An other question is if _mi nascondo sotto la terra _has a _complementi di stato in luogo _or a_ complementi di moto a luogo_. I would regard also in Italian a locative interpretation as possible.


----------



## bearded

@ berndf
You made some doubts arise in my mind, so I 've started  a thread in the 'Italian only' Forum (there are some real experts there) and will let you know the results in due course.  I hope that it won't be off-topic, since after all our argument now concerns the Italian and not the German language....


----------



## bearded

@ berndf
Following my post #20, it seems that there is no definite result of my enquiry in the Italian forum: opinions are divided, possibly with a slight majority in favour of the locative (non-directive) interpretation.  Concerning other languages possessing noun declinations, while in Latin the verb is locative like in German- as you say - ,in Hungarian and some Slavic languages it is directive... 
 I admit that you may be right.


----------



## TeruTeruMomiji

Thanks for the help. I think I need to check more examples and grammar books because I now don't understand ankommen + accusative .


----------



## cuore romano

TeruTeruMomiji said:


> Thanks for the help. I think I need to check more examples and grammar books _*because I *_now _*don't understand ankommen + accusative*_ .

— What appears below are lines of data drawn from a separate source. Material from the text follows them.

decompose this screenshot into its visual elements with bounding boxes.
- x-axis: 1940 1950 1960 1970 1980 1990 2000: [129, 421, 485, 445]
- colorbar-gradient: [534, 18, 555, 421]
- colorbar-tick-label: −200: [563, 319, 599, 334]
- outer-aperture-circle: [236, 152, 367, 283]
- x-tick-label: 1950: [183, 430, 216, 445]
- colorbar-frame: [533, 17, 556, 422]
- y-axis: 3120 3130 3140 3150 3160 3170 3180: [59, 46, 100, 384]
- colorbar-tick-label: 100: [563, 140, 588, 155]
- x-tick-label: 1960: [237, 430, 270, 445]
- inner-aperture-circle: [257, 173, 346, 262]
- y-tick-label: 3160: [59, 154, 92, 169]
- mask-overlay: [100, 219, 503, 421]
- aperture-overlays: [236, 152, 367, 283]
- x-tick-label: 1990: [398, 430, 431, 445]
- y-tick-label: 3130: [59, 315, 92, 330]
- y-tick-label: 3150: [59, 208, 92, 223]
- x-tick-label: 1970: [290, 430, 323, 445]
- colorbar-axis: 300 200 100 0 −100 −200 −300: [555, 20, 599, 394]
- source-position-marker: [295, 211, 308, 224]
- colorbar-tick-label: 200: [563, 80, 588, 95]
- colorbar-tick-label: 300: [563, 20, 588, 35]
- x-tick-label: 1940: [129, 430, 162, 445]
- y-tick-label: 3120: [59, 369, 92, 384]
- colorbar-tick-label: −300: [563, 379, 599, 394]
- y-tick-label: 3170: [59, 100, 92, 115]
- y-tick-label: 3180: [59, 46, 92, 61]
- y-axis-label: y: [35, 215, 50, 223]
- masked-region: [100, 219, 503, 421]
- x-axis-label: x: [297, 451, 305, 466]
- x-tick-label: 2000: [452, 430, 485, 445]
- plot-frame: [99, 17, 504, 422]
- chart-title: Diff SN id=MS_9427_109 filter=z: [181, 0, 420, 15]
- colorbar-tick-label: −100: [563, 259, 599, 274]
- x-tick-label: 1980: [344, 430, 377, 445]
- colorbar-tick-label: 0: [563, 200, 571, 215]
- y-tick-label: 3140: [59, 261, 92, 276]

You needn't check anything because it's *ankommen + dative*


----------



## berndf

cuore romano said:


> You needn't check anything because it's *ankommen + dative*


There is ankommen + accusative; but it is a different verb:
_Er ist mit der Hand *an die Vase* angekommen_.


----------



## Schimmelreiter

berndf said:


> There is ankommen + accusative; but it is a different verb:
> _Er ist mit der Hand *an die Vase* angekommen_.


Interesting. I'd say,

_Er ist mit der Hand an *der*_​ _Vase angekommen._


----------



## cuore romano

And I'd say

_Er ist mit der Hand *an die Vase* gekommen_.


----------